Thinking of building tools for journalists & activists?

Think again.

Tilde Lowengrimm
4 min readJul 10, 2020
A character with a megaphone overlays a flock of emails, some unread, flanked by open and closed envelopes.
Illustration courtesy of ManyPixels.

Software isn’t secure. This hurts everyone, but it places the most vulnerable at excessive risk. Journalists, activists, queer people, sex workers, union organizers… Everyone deserves safe tools, but the danger isn’t distributed evenly.

From time people decide to build secure software to help protect the most vulnerable in society. Sometimes, people interested in this sort of project email me. A recent message mentioned a project to build collaboration tools for journalists with “the security of Signal and the comfort of Google Docs”. I’ve seen a number of variations on this query, and I’ve sent similar replies every time — here’s the template.

Thanks for reaching out about your project!

This is an incredibly ambitious undertaking. That’s not a compliment (it’s not necessarily a criticism either). You have picked a very difficult task! It will be a lot of work to get right. And potentially harmful if you don’t.

Making tools for journalists (or any other threatened group) is not necessarily a great approach. It’s an approach which paints a target on the people who download or use that tool. It’s usually much safer to make tools which are generally useful, but which you know solve a need journalists have. Look at Signal’s successful example.

You are not the first person to be interested in a project like this. It’s a very attractive idea: who doesn’t want secure, usable tools? But actually making that real is a challenge. You will probably not succeed, and that the ways that you will not succeed are probably not things you’re currently considering.

I have some suggestions.

Limit your project scope. “the security of Signal and the comfort of Google Docs” is huge. The comfort of Google Docs with the security of Google Docs is a massive software and infrastructure engineering effort on its own! A huge number of Google engineers, not to mention project managers and designers and all the rest, make that product what it is. Even if you eventually want to build a whole suite of tools, I strongly recommend that you pick just one narrow tool to start with.

Pick one useful underserved tool. There are quite a few projects which try to make messaging tools, or whistleblowing tools, or document-editing tools. Proton has been trying to build an end-to-end encrypted collaborative calendar for literally years. Don’t try to build any of those. Pick a tool that nobody else has tried to build this way, and pick one which is relatively straightforward. Ideally something which doesn’t feel glamorous! I’m talking about time-tracking/timesheets, invoicing/invoice-tracking, or inventory-management. Eleanor Saitta has an excellent essay on writing secure tools with many more examples. While you’re reading Elanor’s work, consider looking through her two-part series on building software for NGOs and related groups.

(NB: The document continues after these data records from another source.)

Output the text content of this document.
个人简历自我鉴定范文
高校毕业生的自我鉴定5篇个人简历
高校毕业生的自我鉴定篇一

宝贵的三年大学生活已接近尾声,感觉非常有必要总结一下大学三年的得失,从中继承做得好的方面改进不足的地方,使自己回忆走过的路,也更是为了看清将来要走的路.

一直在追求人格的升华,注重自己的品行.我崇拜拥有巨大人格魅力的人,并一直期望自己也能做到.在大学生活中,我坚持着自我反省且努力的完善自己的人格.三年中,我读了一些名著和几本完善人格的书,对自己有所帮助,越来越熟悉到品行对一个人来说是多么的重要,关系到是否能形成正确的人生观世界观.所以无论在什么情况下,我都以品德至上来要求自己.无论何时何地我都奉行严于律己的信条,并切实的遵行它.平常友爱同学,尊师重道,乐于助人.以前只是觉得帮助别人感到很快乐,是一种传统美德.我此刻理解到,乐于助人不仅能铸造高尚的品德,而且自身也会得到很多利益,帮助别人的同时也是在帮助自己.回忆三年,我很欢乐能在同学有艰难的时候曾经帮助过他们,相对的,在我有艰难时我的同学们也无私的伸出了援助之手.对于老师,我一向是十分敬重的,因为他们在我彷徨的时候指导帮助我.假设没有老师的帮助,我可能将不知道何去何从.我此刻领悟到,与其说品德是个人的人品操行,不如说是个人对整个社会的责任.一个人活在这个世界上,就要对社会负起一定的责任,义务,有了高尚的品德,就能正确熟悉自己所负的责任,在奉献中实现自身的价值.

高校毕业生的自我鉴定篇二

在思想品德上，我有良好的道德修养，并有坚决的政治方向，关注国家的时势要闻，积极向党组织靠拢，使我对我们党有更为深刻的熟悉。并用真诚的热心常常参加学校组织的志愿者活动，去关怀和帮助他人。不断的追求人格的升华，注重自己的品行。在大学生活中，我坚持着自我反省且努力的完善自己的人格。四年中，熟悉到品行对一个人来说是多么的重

Make your tool usable. It doesn’t matter how secure something is if it’s not usable. This is somewhat along the lines of the point about making tools for a particular threatened group — if something is even a bit of a challenge to use, only people interested in a challenge will use it. Usability is almost certainly not something that the people specializing in the security of a tool can estimate well. Usability is a professional skill that doesn’t necessarily overlap with software engineering. And this is a hazard in volunteer projects, because people with software development skills often can’t build usable interfaces, and people with design and usability skills often can’t build what they design.

Build a diverse team. It is exceedingly unlikely that you have the full breadth of skills and life experiences needed to achieve these goals. You will need a team. That team will need to include people who (at minimum) cover the following skills: cryptography, software engineering, infrastructure/devops, design, accessibility, writing, localization and translation (including language skills), project management, product management, fundraising, marketing & communication, team management, and organizational leadership. And this team needs to be there for a long time — there’s no shortage of abandoned software in this space. You need to maintain and update your tools. A throwaway project is a net harm.

Raise grant money. You can start this project with a volunteer team, but you can’t finish it that way. You need to pay your collaborators (and yourself!). This is not a project worth investing in, because the people who need it most can’t pay for it. It has none of the characteristics that make venture capital interested in software. You need a stable funding source outside of traditional capitalism.

I put all those things first, because I’m hoping that the overview will help you internalize the overall scope of what you’re talking about. Sneakily, however, that’s not what I actually recommend. My real, fundamental recommendation is the following.

Join an existing effective project. All of this is a huge undertaking! Even if you eventually want to do this independently, you’ll probably be much better at that if you start off by joining an organization which already has a lot of the capabilities described. Consider Signal or SecureDrop or Martin Kleppmann’s local-first software research or… well, I’m sure you can find for others which are a better fit for you personally.